At first glance, M87 (also
known as NGC 4486) appears to be an ordinary giant
elliptical galaxy; one of many ellipticals in the nearby
Virgo cluster of galaxies. However, as early as 1918,
astronomer H.D. Curtis noted a "curious straight ray"
protruding from M87. In the 1950s when the field of radio
was blossoming, one of the brightest radio sources in the
sky, Virgo A, was discovered to be associated with M87
and its jet.
After decades of study,
prompted by these discoveries, the source of this
incredible amount of energy powering the jet has become
clear. Lying at the center of M87 is a supermassive black
hole, which has swallowed up a mass equivalent to 2
billion times the mass of our Sun. The jet originates in
the disk of superheated gas swirling around this black
hole and is propelled and concentrated by the intense,
twisted magnetic fields trapped within this plasma. The
light that we see (and the radio emission) is produced by
electrons twisting along magnetic field lines in the jet,
a process known as synchrotron radiation, which gives the
jet its bluish tint.
M87 is one of the nearest
and is the most well-studied extragalactic jet, but many
others exist. Wherever a massive black hole is feeding on
a particularly rich diet of disrupted stars, gas, and
dust, the conditions are right for the formation of a jet.

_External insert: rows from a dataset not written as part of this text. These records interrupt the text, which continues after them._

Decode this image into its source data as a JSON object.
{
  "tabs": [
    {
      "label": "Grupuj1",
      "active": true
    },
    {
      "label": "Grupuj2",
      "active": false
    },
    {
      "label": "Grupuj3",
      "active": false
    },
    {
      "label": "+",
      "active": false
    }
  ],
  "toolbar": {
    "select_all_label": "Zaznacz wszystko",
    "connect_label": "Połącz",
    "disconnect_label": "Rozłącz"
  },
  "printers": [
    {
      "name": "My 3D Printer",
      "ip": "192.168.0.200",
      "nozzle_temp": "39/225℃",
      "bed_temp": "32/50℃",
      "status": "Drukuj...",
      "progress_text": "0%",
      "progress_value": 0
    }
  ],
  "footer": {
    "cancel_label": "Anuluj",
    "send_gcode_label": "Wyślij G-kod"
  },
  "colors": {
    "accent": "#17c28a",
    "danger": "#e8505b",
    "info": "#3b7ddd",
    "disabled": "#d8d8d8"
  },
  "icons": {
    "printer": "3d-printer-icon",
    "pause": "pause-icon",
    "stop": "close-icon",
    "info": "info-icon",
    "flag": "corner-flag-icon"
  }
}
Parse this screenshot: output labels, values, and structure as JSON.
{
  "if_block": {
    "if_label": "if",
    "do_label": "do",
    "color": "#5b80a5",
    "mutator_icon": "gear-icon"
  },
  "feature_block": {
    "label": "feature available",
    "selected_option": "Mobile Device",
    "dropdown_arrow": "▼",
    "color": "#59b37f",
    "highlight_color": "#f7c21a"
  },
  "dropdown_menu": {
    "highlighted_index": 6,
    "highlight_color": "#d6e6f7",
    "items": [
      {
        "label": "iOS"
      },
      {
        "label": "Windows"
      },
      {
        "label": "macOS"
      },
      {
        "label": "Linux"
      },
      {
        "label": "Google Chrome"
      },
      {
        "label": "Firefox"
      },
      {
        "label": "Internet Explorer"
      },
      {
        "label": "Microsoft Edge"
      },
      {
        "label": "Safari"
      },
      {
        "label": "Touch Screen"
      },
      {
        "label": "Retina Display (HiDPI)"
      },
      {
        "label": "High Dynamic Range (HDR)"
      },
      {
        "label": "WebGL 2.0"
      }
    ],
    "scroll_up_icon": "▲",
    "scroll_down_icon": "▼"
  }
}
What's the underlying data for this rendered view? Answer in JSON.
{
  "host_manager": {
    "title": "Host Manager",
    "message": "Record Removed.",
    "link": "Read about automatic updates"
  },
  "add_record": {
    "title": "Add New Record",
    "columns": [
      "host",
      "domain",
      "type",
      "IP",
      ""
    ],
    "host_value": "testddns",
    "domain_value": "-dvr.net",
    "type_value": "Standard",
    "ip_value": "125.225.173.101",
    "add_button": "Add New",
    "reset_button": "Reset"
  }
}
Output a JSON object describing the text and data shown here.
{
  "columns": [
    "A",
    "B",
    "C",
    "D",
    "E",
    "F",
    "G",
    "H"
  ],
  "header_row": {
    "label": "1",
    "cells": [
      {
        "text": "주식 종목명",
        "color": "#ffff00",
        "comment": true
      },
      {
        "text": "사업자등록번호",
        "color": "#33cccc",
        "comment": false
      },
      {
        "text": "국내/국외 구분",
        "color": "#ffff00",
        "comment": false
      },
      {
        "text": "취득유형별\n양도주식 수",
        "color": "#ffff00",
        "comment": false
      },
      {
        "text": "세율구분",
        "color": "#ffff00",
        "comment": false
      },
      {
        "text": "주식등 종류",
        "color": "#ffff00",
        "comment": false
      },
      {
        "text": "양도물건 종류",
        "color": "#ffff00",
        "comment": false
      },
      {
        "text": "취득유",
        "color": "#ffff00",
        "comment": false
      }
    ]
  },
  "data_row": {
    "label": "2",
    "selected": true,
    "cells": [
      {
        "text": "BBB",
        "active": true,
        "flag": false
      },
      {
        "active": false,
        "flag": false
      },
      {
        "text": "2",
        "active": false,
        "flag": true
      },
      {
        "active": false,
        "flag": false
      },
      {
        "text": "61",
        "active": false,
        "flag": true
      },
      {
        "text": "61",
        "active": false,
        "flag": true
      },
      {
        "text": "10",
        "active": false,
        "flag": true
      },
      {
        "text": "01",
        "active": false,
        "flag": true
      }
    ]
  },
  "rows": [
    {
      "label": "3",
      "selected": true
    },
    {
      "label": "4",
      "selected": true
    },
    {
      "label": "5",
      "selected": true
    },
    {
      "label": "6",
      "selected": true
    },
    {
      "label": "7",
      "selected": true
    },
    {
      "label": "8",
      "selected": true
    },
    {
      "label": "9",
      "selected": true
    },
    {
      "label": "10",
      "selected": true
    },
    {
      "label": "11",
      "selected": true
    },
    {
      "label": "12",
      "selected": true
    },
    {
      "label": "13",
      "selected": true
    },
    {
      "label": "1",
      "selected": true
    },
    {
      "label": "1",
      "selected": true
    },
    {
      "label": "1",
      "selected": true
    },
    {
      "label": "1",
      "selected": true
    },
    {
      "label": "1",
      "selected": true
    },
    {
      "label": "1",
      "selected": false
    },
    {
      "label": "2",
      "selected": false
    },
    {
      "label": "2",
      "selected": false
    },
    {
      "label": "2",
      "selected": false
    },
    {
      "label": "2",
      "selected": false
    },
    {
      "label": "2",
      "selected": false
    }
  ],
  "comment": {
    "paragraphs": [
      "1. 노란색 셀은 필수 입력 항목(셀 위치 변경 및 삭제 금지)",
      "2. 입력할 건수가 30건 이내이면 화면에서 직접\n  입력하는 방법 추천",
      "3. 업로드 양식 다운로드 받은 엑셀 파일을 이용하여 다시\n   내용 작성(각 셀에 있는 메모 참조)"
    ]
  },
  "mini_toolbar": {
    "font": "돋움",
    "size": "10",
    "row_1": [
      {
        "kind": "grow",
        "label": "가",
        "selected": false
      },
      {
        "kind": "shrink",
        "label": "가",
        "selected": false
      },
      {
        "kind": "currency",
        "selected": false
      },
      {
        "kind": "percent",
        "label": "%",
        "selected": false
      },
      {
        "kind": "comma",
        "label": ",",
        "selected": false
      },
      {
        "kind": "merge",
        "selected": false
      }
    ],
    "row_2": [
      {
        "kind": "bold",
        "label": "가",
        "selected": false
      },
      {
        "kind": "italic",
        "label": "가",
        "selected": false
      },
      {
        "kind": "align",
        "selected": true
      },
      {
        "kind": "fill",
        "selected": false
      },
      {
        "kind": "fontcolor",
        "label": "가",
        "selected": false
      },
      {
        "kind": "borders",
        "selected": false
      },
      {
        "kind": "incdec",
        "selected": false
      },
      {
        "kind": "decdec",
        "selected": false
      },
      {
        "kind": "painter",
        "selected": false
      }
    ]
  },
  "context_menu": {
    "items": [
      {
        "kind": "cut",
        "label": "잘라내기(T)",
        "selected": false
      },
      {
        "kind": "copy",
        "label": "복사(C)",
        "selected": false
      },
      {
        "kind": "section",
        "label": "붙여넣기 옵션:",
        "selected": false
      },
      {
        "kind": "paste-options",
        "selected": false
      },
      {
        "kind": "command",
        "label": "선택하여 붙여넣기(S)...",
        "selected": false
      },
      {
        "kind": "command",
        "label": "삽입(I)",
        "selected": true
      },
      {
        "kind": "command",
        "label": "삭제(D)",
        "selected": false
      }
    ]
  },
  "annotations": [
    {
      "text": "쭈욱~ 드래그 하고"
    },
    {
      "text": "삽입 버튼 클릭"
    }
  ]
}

Interestingly, a similar phenomenon occurs around young
stars, though at much smaller scales and energies.
At a distance of 50
million light-years, M87 is too distant for Hubble to
discern individual stars. The dozens of star-like points
swarming about M87 are, instead, themselves clusters of
hundreds of thousands of stars each. An estimated 15,000
globular clusters formed very early in the history of
this galaxy and are older than the second generation of
stars, which huddle closer to the center of the galaxy.